D’abord, le journal Tamurt n’appartient ni au GPK, ni à Ferhat Mehenni. C’est un journal indépendant, au sens kabyle et non algérien du terme. Il appartient à des militants independantistes kabyles, n’en deplaisent à certains nostalgiques du criminel Boumediène. Anissa Boumediène lache, dès le début de l’interview, son fiel contre le journal Tamurt:  « Je cite fidèlement les propos de ce torchon qui, non content de traiter mon mari de voleur, me calomnie en prétendant que j’ai “hérité de cette fortune” et que “j’ai des biens immobiliers dans le monde entier”. Honte à ces journaleux. Le président Boumediene n’a jamais possédé de maison, ni de terrain, que ce soit en Algérie ou ailleurs. Il ne m’a rien laissé et je n’ai aucun bien immobilier en Algérie ou ailleurs ». ajouta Anissa Boumedien qui n’a rien trouvé à déclarer d’autres que de proférer des insultes à l’égard de notre journal. Elle balaie ainsi d’un revers de la main les graves accusations qui pèsent sur l’homme de confiance de son défunt mari, Messaoud Zeghar et les douteuses transactions de ce dernier auprès des banques aux USA. Elle oublie, sans doute, qu’il sagit de l’argent du peuple algérien dont la Kabylie a malheureusement beaucoup contribué surtout quand on sait que la wilaya 3 est la seule à avoir remis, via le colonel Mohand Oulhadj, un trésor de guerre de l’ordre de 4 millions de francs et des lingots d’or. Q’en est-il de ce trésor? Serait-il déposé par votre mari dans les banques américaines? Pour qui profite t-il aujourd’ui ? La Kabylie a le droit de savoir, n’est-ce pas pas Madame Boumediène? Vous voyez la dictature aussi bestiale soit-elle ne dure qu’un temps. Maintenant place à la vérité historique. Cette dernière est impitoyable, elle rattrape tous les dictateurs. Ne dit-on pas que l’Histoire est plus intelligente que les hommes?

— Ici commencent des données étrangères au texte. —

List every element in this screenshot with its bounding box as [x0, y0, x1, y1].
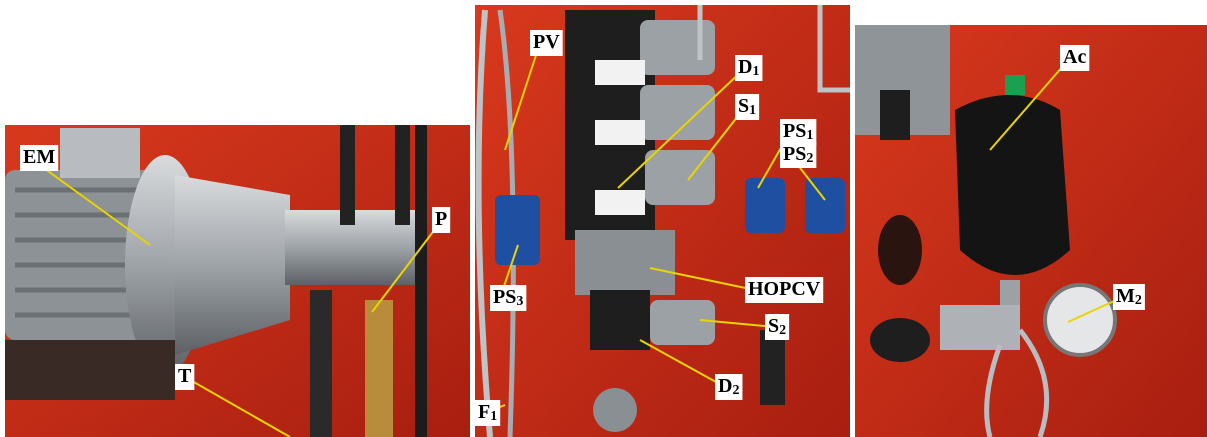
label: PV	[533, 31, 560, 53]
label-text: S	[768, 315, 779, 337]
label-text: T	[178, 365, 192, 387]
label-text: S	[738, 95, 749, 117]
label-text: M	[1116, 285, 1135, 307]
label-text: HOPCV	[748, 278, 821, 300]
label-subscript: 1	[752, 64, 759, 79]
label-text: EM	[23, 146, 55, 168]
label-subscript: 1	[749, 103, 756, 118]
label-text: Ac	[1063, 46, 1086, 68]
label-subscript: 2	[806, 151, 813, 166]
label-subscript: 2	[1135, 293, 1142, 308]
label: T	[178, 365, 192, 387]
label: HOPCV	[748, 278, 821, 300]
label-text: P	[435, 208, 447, 230]
label-subscript: 3	[516, 294, 523, 309]
label-subscript: 2	[779, 323, 786, 338]
label-subscript: 2	[732, 383, 739, 398]
figure: EMPTPVD1S1PS1PS2HOPCVPS3S2D2F1AcM2	[0, 0, 1207, 437]
label: P	[435, 208, 447, 230]
label-text: D	[738, 56, 752, 78]
label-text: PV	[533, 31, 560, 53]
photo-accumulator	[855, 25, 1207, 437]
label: EM	[23, 146, 55, 168]
photo-motor-pump	[5, 125, 470, 437]
label-text: PS	[783, 143, 806, 165]
label-subscript: 1	[806, 128, 813, 143]
page: EMPTPVD1S1PS1PS2HOPCVPS3S2D2F1AcM2 (() =…	[0, 0, 1207, 437]
label: Ac	[1063, 46, 1086, 68]
label-subscript: 1	[490, 409, 497, 424]
label-text: PS	[783, 120, 806, 142]
label-text: F	[478, 401, 490, 423]
label-text: D	[718, 375, 732, 397]
label-text: PS	[493, 286, 516, 308]
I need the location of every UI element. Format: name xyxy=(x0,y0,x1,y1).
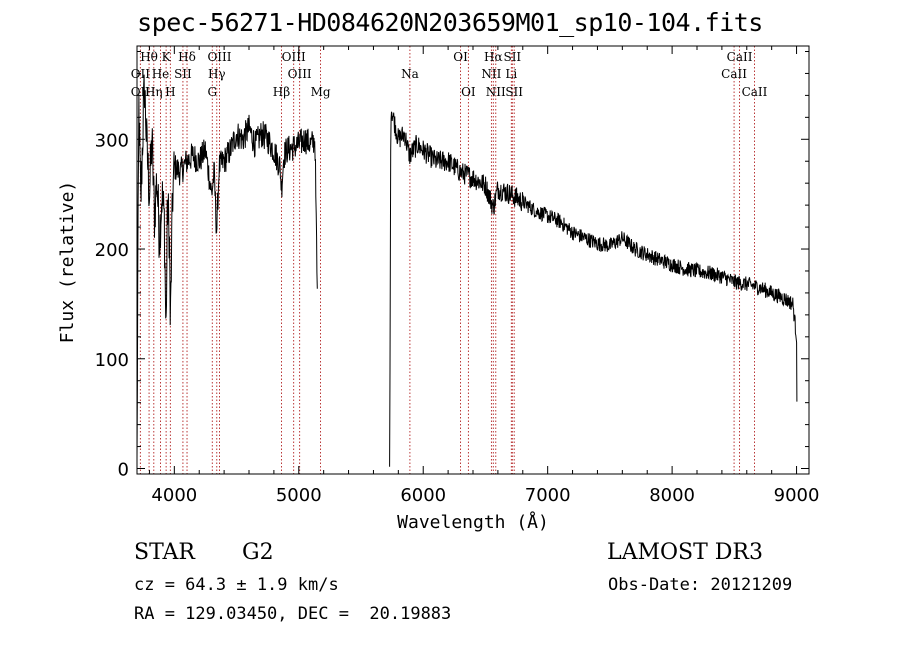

Boumediène n’a pas été seulement qualifié de voleur, mais pire. C’est un criminel et chef d’organisation mafieuse. Anissa Boumediene ne semble pas inquiétée par ces accusations. Elle sait très bien que son mari dictateur était derrière l’assassinat du colonel Chaabani, de Khider, de Krim Belkacem, pour ne citer que ceux-là. Elle a même osé comparer son défunt mari à De Gaulle ! Ce dernier a libéré la France alors que Boumediène a confisqué l’indépendance des Algériens en massacrant des milliers d’Algériens en 1962 pour renverser le GPRA et usurper le pouvoir.

Anissa Boumediène doit répondre à Tarik Khider qui vient, lui aussi, d’éditer un livre sur la manière dont Boumediène a assassiné son père, Mohamed Khider, à Madrid. Elle doit répondre aux accusations de Hocine Aït Ahmed qui a donné des détails sur l’assassinat de Krim Belkacem en Allemagne. La bourgeoise Anissa Boumediène, qui vit dans des châteaux à Paris, doit répondre à la famille du colonel Chaabani. L’accusation de détenir des comptes à New York est très minime devant les crimes de son mari. Anissa Boumediène, pour justifier sa fortune, a fait tout un travail d’ethnologie voir même d’archéologie pour remonter aux siècles derniers et nous faire croire que sa richesse vient de ses ancêtres. Elle doit surtout répondre aux centaines de veuves kabyles qui ont vu leurs maris, au nom de la démocratie, affronter dans le sang l’armée de Boumediène dont l’acharnement était supérieur aux tirailleurs sénégalais du temps des Français.

Anissa Boumediène doit aussi au moins répondre au livre de Béssaoud Mohamed Arav, « Heureux les Martyrs qui n’ont rien vu ». Les insultes contre le journal Tamurt confirment qu’Anissa Boumedien n’a aucun argument à avancer et surtout elle a peur de voir sa fortune étalée dans la presse. Un journaliste de Tamurt est chargé de mener des investigations approfondies et de publier un livre sur les biens et les crimes de Boukharouba. Le travail est entamé.